It has been a year since I uninstalled Instagram from my phone and reclaimed about two hours of my time every day. I was tired of seeing what random people were up to on the weekend, how I was still filing articles on a Sunday, and quietly getting jealous of people I don’t even know.
What I’d rather have any day is a place to share and relive moments with people I genuinely care about, without an algorithm, strangers, or the dopamine trap. Oddly enough, iOS 27’s Photos App comes with an overhauled Shared Albums that is exactly that. Ever since I started using it, I haven’t looked back.

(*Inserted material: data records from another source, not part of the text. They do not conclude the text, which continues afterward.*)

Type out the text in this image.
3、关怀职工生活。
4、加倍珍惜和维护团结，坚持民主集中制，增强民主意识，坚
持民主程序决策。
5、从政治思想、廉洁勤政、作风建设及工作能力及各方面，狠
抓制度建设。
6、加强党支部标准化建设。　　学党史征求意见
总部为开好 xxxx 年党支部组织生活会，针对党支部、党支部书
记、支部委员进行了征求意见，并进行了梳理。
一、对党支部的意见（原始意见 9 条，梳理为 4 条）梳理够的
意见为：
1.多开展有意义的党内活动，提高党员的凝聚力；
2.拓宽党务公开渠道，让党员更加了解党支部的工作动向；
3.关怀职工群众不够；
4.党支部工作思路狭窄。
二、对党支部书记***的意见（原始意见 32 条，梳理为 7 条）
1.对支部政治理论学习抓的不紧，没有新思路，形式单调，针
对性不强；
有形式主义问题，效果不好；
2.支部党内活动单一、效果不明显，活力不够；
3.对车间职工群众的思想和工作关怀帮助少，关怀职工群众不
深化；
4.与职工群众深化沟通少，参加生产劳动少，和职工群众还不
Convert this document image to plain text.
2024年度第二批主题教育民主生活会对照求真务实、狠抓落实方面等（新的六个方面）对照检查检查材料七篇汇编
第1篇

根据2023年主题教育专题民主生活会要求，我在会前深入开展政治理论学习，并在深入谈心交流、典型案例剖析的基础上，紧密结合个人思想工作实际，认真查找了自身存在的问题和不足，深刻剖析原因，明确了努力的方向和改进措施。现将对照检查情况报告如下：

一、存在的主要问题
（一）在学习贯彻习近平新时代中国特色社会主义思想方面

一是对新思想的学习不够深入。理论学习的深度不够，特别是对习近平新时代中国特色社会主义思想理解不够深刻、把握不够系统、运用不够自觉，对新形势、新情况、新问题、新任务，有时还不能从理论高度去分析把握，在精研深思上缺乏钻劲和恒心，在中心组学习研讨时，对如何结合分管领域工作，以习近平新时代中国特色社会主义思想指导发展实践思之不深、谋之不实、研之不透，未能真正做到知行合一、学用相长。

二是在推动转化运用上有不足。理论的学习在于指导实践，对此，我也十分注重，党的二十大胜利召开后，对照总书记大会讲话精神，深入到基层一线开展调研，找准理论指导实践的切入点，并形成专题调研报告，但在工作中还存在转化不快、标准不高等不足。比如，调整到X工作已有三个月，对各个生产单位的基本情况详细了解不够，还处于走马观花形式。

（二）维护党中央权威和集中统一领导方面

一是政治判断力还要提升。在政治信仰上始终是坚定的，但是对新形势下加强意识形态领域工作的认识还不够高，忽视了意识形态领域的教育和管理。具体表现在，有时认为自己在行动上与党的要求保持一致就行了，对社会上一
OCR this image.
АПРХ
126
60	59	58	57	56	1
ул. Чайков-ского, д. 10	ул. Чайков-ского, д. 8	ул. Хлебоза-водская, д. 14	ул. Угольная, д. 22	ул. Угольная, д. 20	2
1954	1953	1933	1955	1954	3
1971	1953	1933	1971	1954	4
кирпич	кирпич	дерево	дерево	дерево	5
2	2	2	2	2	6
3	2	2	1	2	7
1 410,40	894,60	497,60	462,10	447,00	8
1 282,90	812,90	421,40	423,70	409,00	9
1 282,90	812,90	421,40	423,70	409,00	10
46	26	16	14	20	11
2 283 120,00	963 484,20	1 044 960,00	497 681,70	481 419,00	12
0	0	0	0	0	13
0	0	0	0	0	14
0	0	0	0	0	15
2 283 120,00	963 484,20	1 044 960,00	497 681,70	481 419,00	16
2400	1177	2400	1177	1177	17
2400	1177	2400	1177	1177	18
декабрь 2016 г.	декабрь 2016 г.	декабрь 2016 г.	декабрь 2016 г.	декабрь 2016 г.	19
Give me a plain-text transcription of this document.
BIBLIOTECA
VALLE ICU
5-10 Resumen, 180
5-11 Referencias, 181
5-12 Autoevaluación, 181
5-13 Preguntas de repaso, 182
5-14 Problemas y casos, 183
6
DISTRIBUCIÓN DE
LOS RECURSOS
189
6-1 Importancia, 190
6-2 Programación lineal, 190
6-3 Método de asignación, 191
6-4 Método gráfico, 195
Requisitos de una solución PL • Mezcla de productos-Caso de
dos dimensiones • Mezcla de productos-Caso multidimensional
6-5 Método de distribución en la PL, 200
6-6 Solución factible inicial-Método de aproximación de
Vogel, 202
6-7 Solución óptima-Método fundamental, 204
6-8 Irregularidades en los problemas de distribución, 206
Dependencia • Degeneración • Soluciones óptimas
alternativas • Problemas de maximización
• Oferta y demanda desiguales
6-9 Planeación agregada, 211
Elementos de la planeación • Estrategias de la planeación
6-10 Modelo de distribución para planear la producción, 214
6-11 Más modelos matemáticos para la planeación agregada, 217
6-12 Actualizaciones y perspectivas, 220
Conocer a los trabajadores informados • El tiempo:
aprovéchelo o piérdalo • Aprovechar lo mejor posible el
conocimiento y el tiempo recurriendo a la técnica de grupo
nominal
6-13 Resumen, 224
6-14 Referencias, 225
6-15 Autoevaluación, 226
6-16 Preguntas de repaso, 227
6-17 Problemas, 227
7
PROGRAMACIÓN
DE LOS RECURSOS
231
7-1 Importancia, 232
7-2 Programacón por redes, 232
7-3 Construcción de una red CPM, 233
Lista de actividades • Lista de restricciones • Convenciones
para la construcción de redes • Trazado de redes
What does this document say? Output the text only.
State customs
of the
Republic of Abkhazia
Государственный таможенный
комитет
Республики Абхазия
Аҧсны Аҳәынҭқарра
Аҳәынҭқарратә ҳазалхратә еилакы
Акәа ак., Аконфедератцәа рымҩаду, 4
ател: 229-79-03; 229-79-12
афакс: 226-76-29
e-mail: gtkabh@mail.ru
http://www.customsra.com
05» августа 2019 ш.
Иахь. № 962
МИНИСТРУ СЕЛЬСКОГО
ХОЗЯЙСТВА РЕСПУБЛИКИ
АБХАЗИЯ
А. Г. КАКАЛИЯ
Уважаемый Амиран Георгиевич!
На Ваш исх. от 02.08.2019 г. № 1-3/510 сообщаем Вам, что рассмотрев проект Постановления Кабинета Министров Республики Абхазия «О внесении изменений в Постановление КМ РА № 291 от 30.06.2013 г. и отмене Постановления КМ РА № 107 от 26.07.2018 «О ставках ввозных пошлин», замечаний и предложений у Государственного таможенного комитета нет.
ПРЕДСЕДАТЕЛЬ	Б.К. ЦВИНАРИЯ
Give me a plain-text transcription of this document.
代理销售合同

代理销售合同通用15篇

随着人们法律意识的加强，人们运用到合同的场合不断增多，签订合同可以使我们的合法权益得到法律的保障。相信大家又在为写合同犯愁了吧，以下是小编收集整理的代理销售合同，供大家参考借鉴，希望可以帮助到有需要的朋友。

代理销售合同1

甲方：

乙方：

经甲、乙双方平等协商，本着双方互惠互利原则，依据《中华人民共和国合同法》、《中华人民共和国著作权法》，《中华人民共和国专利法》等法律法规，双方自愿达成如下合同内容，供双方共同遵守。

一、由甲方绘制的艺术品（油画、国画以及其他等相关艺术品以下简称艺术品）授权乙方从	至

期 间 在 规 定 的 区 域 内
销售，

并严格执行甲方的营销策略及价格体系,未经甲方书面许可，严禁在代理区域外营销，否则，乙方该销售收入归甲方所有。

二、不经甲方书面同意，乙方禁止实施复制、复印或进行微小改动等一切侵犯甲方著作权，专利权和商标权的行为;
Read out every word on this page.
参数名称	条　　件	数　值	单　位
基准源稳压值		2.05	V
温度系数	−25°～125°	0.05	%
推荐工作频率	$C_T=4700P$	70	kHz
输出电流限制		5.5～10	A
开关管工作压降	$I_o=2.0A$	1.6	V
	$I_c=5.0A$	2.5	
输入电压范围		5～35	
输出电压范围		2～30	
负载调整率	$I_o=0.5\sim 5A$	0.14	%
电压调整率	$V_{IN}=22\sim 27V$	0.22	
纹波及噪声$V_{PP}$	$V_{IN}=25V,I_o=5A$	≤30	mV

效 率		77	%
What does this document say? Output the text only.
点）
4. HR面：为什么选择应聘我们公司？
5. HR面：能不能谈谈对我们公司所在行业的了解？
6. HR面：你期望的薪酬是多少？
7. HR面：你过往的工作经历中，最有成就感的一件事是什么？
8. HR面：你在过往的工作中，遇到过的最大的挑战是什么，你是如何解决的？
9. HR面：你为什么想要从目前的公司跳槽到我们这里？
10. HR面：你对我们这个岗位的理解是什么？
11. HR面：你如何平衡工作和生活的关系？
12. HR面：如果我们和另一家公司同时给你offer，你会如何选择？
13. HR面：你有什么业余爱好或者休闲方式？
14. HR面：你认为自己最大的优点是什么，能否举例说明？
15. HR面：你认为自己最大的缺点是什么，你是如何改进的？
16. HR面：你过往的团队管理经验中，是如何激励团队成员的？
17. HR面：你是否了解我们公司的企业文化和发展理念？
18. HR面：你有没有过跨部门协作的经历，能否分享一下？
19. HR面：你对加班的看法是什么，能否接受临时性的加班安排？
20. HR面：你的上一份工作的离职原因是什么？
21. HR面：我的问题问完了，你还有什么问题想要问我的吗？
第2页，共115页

The social layer changes everything
The feature has always existed in iOS, but it always felt like an unfinished draft rather than a well-thought-out addition. Apple completely reworked it with iOS 27, and the social layer alone has been a revelation for me.
There’s a live activity feed so you can see what’s been added and when, keep tabs on when your friends or family members upload new photos, and even call them out if they try to convince you they dumped them two days ago. Low-key, that’s my favorite part.

The little reactions that matter
Instead of a like button, you can now react to pictures in Shared Albums using your favorite emoji. Just open a Shared Album, preview a picture in full, tap the emoji button at the bottom of the screen, and either select one from the six options or tap the plus icon for even more.
That, in my opinion, gives you way more flexibility, especially in a private space where you can finally use the inside-joke emojis that only you and your friends understand.

Shared Albums has evolved into a collaborative experience
I’ve used Shared Albums about three times in the last couple of weeks: once to share pictures from my friend’s birthday, and twice to get my friends’ opinions on sample phone photos I captured recently. And as you can see in the screenshots, the experience feels like owning a mini social network where you can add up to 100 people or keep it as small as you want.
Now it functions like a proper group experience: someone drops a photo, someone else hearts it, someone else reacts with a crying-laughing emoji (similar to Apple Messages). Essentially, these features change the entire vibe from a static archive to something that’s actually collaborative and fun.
You also get more granular control over participants, allowing you to decide who can add photos, who can view and comment, or who can manage albums and posts. So, if it’s only you and someone else uploading the pictures to an album, everyone else can simply join as viewers and commenters, without worrying about accidental deletions.

Quality and sharing, finally fixed
Until now, Shared Albums compressed photos into something that looked fine on a phone screen but fell apart the moment you tried to download them and use them elsewhere. iOS 27 removes that ceiling: full-resolution photos and videos. If someone wants to download and share them, they won’t have to compromise on the quality.
And while we’re on the subject of removing barriers, Android and Windows users can now contribute photos to a Shared Album via iCloud.com. For anyone who has tried to coordinate a group photo dump after a wedding where half the group is on Android, that’s a much bigger deal than it sounds.

The feature that makes the most sense
Then there’s the expiration option. You can set a Shared Album to self-destruct after 30 days, and it makes complete sense for things like a work event, a spontaneous weekend, or a birthday dinner.
Put it all together, and you have a private social network that asks nothing of you beyond sharing the moment. It might not be for everyone, but if you’ve grown tired of traditional social media and simply want to share memories or get feedback from a trusted few, Shared Albums might be one of its most underrated additions in iOS 27.